O Marxismo e as Tarefas Presentes da Luta de Classe Proletária – Karl Korsch

Primeira edição: Living Marxism, IV, 4, Agosto de 1938.

Deixemos os mortos enterrar os seus mortos. É preciso que a revolução proletária chegue enfim ao seu conteúdo próprio. (Marx)

Podemos dizer de Karl Heinrich Marx o que Étienne Geoffroy Saint-Hilaire disse de Darwin: que foi seu destino e sua glória ter tido, antes dele, apenas precursores e, depois dele, apenas discípulos. É certo que Marx pôde contar durante a sua vida com um amigo e colaborador do mesmo estofo, Friedrich Engels. Na geração seguinte houve os corifeus[1] teóricos das correntes “revisionista” e “reformista” do partido marxista alemão e, além destes pseudossábios, conhecedores tão avisados do marxismo como Antonio Labriola, o italiano, Georges Sorel na França e o filósofo russo Plekhanov. Por fim, veio a restauração aparentemente integral dos elementos revolucionários do pensamento marxista, há muito caídos no esquecimento, por Rosa Luxemburgo na Alemanha e Lênin na Rússia.

Durante este mesmo período, no mundo inteiro, milhões de operários fizeram do marxismo o seu guia para a ação prática. E as organizações sucederam-se, formando uma sequência impressionante: depois da clandestina Liga dos Comunistas de 1848, após a Associação Internacional dos Trabalhadores de 1864, surgiram em escala nacional poderosos partidos social-democratas, cujas reduzidas atividades no plano internacional foram finalmente coordenadas pela II Internacional de antes da Guerra, chamada a conhecer, após o seu afundamento, uma ressurreição em escala mundial sob a forma de Partido Comunista militante.

Ora, durante todo este tempo, a teoria marxiana propriamente dita, longe de se ver enriquecida proporcionalmente no interior, não chegou a ultrapassar asideias-força já presentes no primeiro esquema da nova ciência revolucionária que Marx tinha concebido.
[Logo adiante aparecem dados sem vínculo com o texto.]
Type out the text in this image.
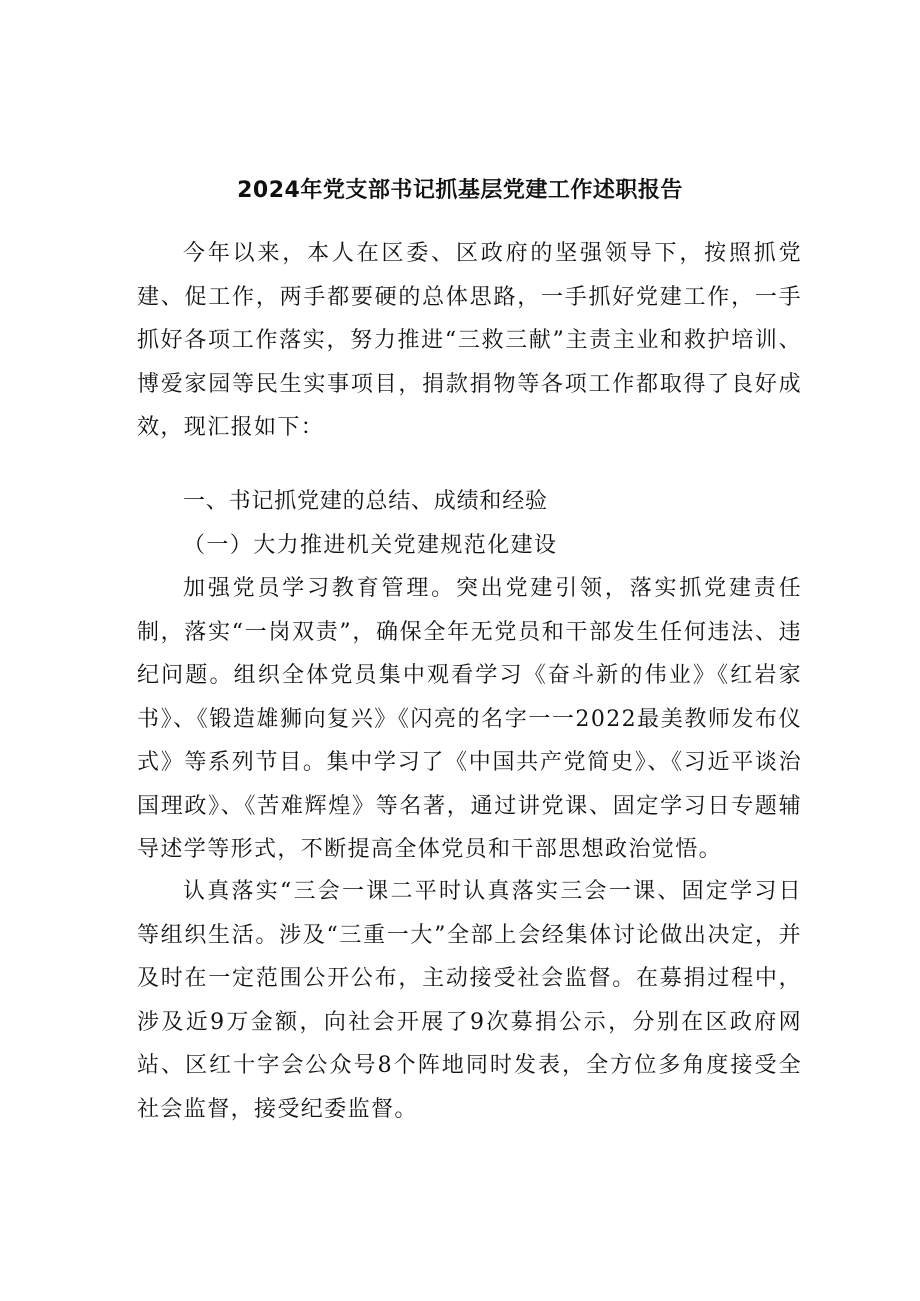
2024年党支部书记抓基层党建工作述职报告

今年以来，本人在区委、区政府的坚强领导下，按照抓党建、促工作，两手都要硬的总体思路，一手抓好党建工作，一手抓好各项工作落实，努力推进“三救三献”主责主业和救护培训、博爱家园等民生实事项目，捐款捐物等各项工作都取得了良好成效，现汇报如下：

一、书记抓党建的总结、成绩和经验
（一）大力推进机关党建规范化建设

加强党员学习教育管理。突出党建引领，落实抓党建责任制，落实“一岗双责”，确保全年无党员和干部发生任何违法、违纪问题。组织全体党员集中观看学习《奋斗新的伟业》《红岩家书》、《锻造雄狮向复兴》《闪亮的名字一一2022最美教师发布仪式》等系列节目。集中学习了《中国共产党简史》、《习近平谈治国理政》、《苦难辉煌》等名著，通过讲党课、固定学习日专题辅导述学等形式，不断提高全体党员和干部思想政治觉悟。

认真落实“三会一课二平时认真落实三会一课、固定学习日等组织生活。涉及“三重一大”全部上会经集体讨论做出决定，并及时在一定范围公开公布，主动接受社会监督。在募捐过程中，涉及近9万金额，向社会开展了9次募捐公示，分别在区政府网站、区红十字会公众号8个阵地同时发表，全方位多角度接受全社会监督，接受纪委监督。
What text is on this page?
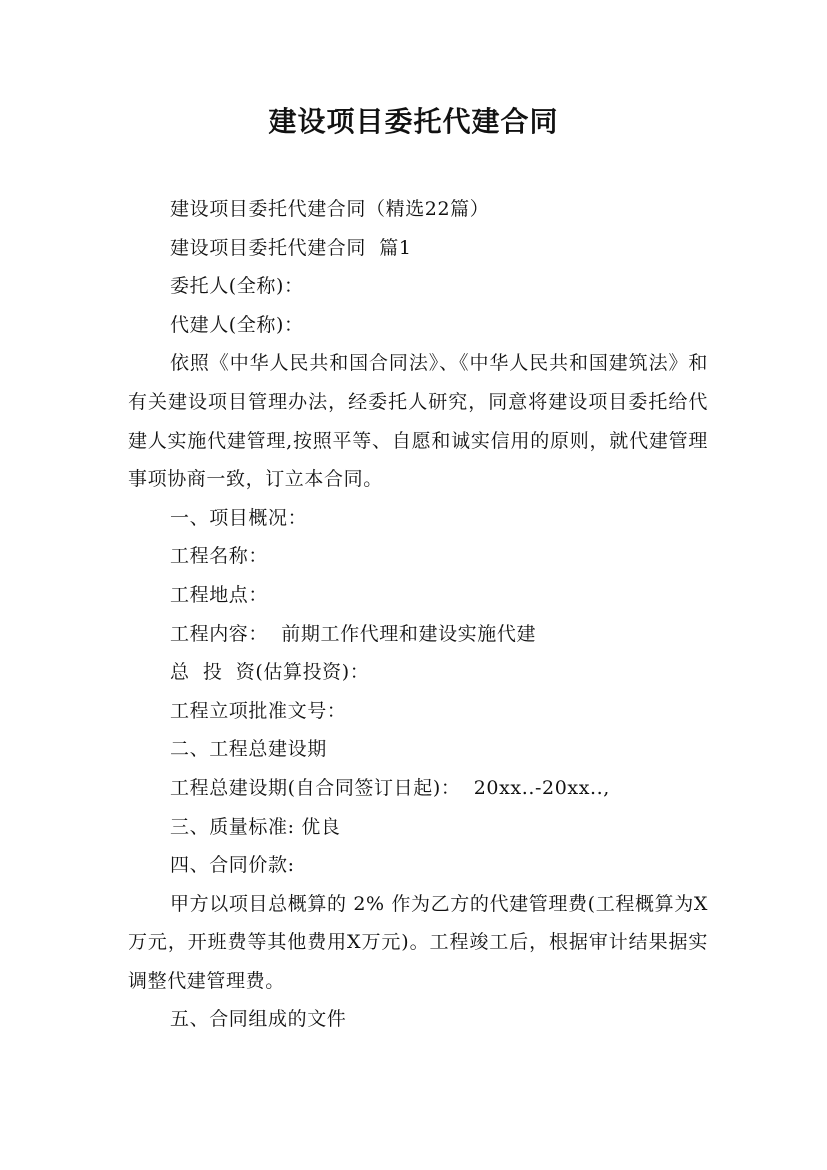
建设项目委托代建合同

建设项目委托代建合同（精选22篇）

建设项目委托代建合同  篇1

委托人(全称)：

代建人(全称)：

依照《中华人民共和国合同法》、《中华人民共和国建筑法》和有关建设项目管理办法，经委托人研究，同意将建设项目委托给代建人实施代建管理,按照平等、自愿和诚实信用的原则，就代建管理事项协商一致，订立本合同。

一、项目概况：

工程名称：

工程地点：

工程内容：  前期工作代理和建设实施代建

总  投  资(估算投资)：

工程立项批准文号：

二、工程总建设期

工程总建设期(自合同签订日起)：  20xx..-20xx..,

三、质量标准: 优良

四、合同价款:

甲方以项目总概算的 2% 作为乙方的代建管理费(工程概算为X万元，开班费等其他费用X万元)。工程竣工后，根据审计结果据实调整代建管理费。

五、合同组成的文件
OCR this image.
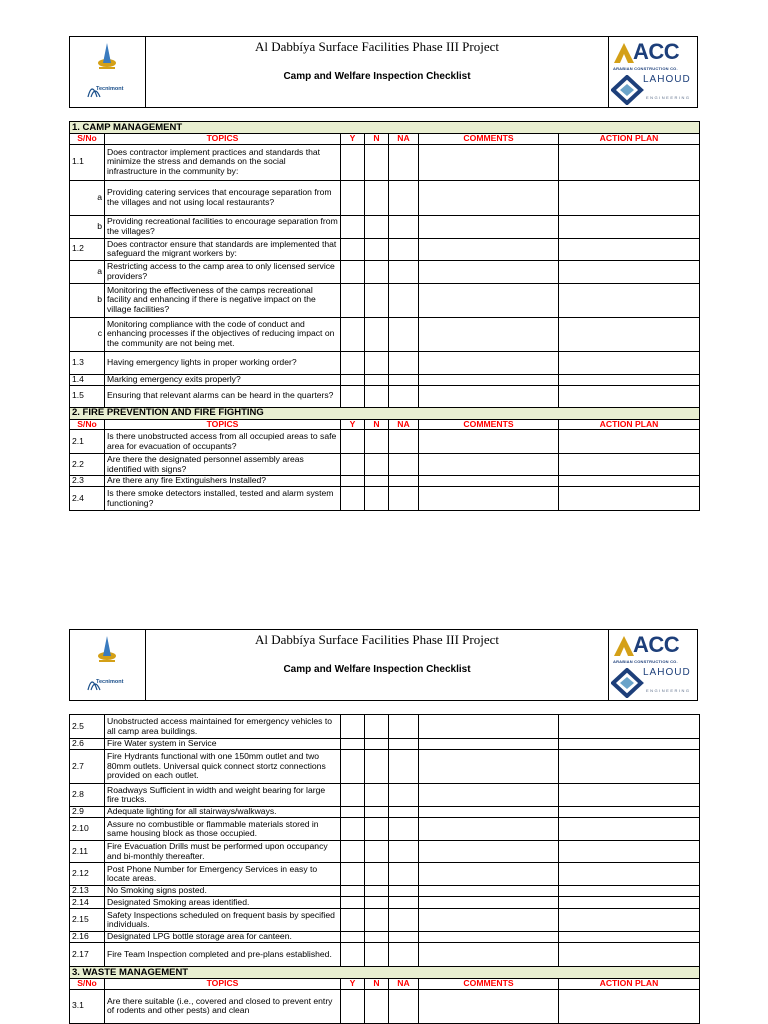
Tecnimont
Al Dabbíya Surface Facilities Phase III Project
Camp and Welfare Inspection Checklist
ACC
ARABIAN CONSTRUCTION CO.
LAHOUD
ENGINEERING
1. CAMP MANAGEMENT						
S/No	TOPICS	Y	N	NA	COMMENTS	ACTION PLAN
1.1	Does contractor implement practices and standards that minimize the stress and demands on the social infrastructure in the community by:					
a	Providing catering services that encourage separation from the villages and not using local restaurants?					
b	Providing recreational facilities to encourage separation from the villages?					
1.2	Does contractor ensure that standards are implemented that safeguard the migrant workers by:					
a	Restricting access to the camp area to only licensed service providers?					
b	Monitoring the effectiveness of the camps recreational facility and enhancing if there is negative impact on the village facilities?					
c	Monitoring compliance with the code of conduct and enhancing processes if the objectives of reducing impact on the community are not being met.					
1.3	Having emergency lights in proper working order?					
1.4	Marking emergency exits properly?					
1.5	Ensuring that relevant alarms can be heard in the quarters?					
2. FIRE PREVENTION AND FIRE FIGHTING						
S/No	TOPICS	Y	N	NA	COMMENTS	ACTION PLAN
2.1	Is there unobstructed access from all occupied areas to safe area for evacuation of occupants?					
2.2	Are there the designated personnel assembly areas identified with signs?					
2.3	Are there any fire Extinguishers Installed?					
2.4	Is there smoke detectors installed, tested and alarm system functioning?					
Tecnimont
Al Dabbíya Surface Facilities Phase III Project
Camp and Welfare Inspection Checklist
ACC
ARABIAN CONSTRUCTION CO.
LAHOUD
ENGINEERING
2.5	Unobstructed access maintained for emergency vehicles to all camp area buildings.					
2.6	Fire Water system in Service					
2.7	Fire Hydrants functional with one 150mm outlet and two 80mm outlets. Universal quick connect stortz connections provided on each outlet.					
2.8	Roadways Sufficient in width and weight bearing for large fire trucks.					
2.9	Adequate lighting for all stairways/walkways.					
2.10	Assure no combustible or flammable materials stored in same housing block as those occupied.					
2.11	Fire Evacuation Drills must be performed upon occupancy and bi-monthly thereafter.					
2.12	Post Phone Number for Emergency Services in easy to locate areas.					
2.13	No Smoking signs posted.					
2.14	Designated Smoking areas identified.					
2.15	Safety Inspections scheduled on frequent basis by specified individuals.					
2.16	Designated LPG bottle storage area for canteen.					
2.17	Fire Team Inspection completed and pre-plans established.					
3. WASTE MANAGEMENT						
S/No	TOPICS	Y	N	NA	COMMENTS	ACTION PLAN
3.1	Are there suitable (i.e., covered and closed to prevent entry of rodents and other pests) and clean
Até ao fim do século XIX raros foram os marxistas que sequer sonharam que algo não ia bem neste plano. Mesmo quando os primeiros ataques dos “revisionistas” provocaram o que um sociólogo burguês de esquerda, o futuro presidente da República Checoslovaca, Tomáš Garrigue Masaryk, chamava então uma “crise filosófica e científica do marxismo”, os marxistas persistiram em considerar que o seu campo servia de palco apenas a um conflito que opunha a fé “ortodoxa” a uma deplorável “heresia” e nada mais. O que tinha de ideológico esta assimilação sumária à luta operária revolucionária de uma doutrina estabelecida aparecia ainda mais claro no fato de os principais representantes da ortodoxia marxista desta época, como Kautsky na Alemanha e Lênin na Rússia, negarem obstinadamente que alguma vez se pudesse gerar uma consciência revolucionária autêntica entre os próprios operários. Seria preciso, segundo eles, que os objetivos políticos revolucionários fossem importados “de fora” para a luta de classe econômica dos trabalhadores, graças aos esforços teóricos de pensadores burgueses radicais, “armados de toda a cultura da época”, tais como Lassale, Marx e Engels. Termos em que, a identidade de uma doutrina de extração burguesa e da futura luta distintamente revolucionária do proletariado se apresentava como um verdadeiro milagre. Os marxistas mais à esquerda, aqueles mesmos que se aproximavam mais da ideia de que a luta de classe proletária podia ir espontaneamente muito além dos objetivos restritos prosseguidos pelas burocracias dirigentes dos partidos e dos sindicatos social-democratas, jamais sonharam pôr em causa a realidade desta harmonia preestabelecida da doutrina marxista com o movimento proletário real.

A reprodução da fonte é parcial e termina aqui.